TH17 cell plasticity in renal autoimmune disease

T cells play a pivotal role in the pathogenesis in various autoimmune diseases, by their ability to differentiate into pathogenic effector TH1 and TH17 cells or protective regulatory T cells (Treg). This includes human and experimental glomerulonephritis. Classically, these CD4+ T cell subsets have been viewed as terminally differentiated lineages with limited flexibility. Recent data suggests that CD4+ T cells and TH17 cells in particular have a high degree of plasticity in the brain and intestine, where TH17 can produce IFN-γ and transdifferentiate into TH1 cells. In addition, we found that TH17 cells can also upregulate IL-10 and acquire a regulatory phenotype. We therefore aimed to study TH17 cell plasticity in kidney diseases. Unexpectedly, we found in adoptive transfer experiments and in fate reporter mice that TH17 cells have very limited spontaneous plasticity in the kidney of nephritic mice.

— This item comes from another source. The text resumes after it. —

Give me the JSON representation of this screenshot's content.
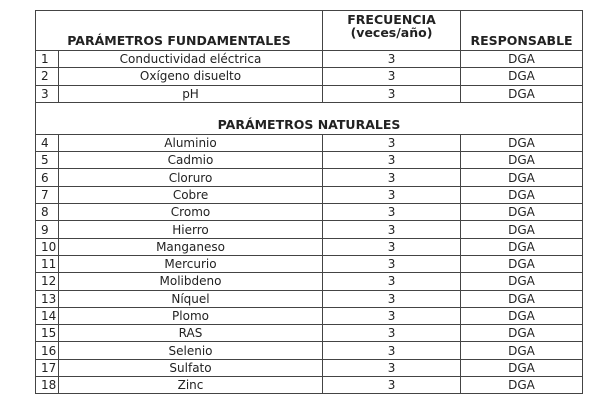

However, we were able to promote a regulatory phenotype of TH17 cells (rTH17) in the kidney using CD3-specific antibody treatment. The mechanisms that control stability and transdifferentiation of TH17 cells towards TH1 or regulatory T cells are incompletely understood. In this project we therefore aim to study TH17 cell plasticity in experimental crescentic GN (nephrotoxic nephritis, NTN) and in a model of lupus nephritis (Pristane). We will address the following points: 1. Identification of factors that contribute to the stability of renal TH17 cells. 2. Analysis of mechanisms inducing regulatory TH17 cells in GN during tolerance induction by anti-CD3 treatment with a focus on the role of IL-10 and TGF-β1. 3. Analysis of human renal T cells for markers of cell plasticity by flow cytometry. Our long-term goal is to identify mechanisms for a shift of TH17 cells towards a regulatory phenotype that could be used as a therapeutic strategy in GN patients in the future.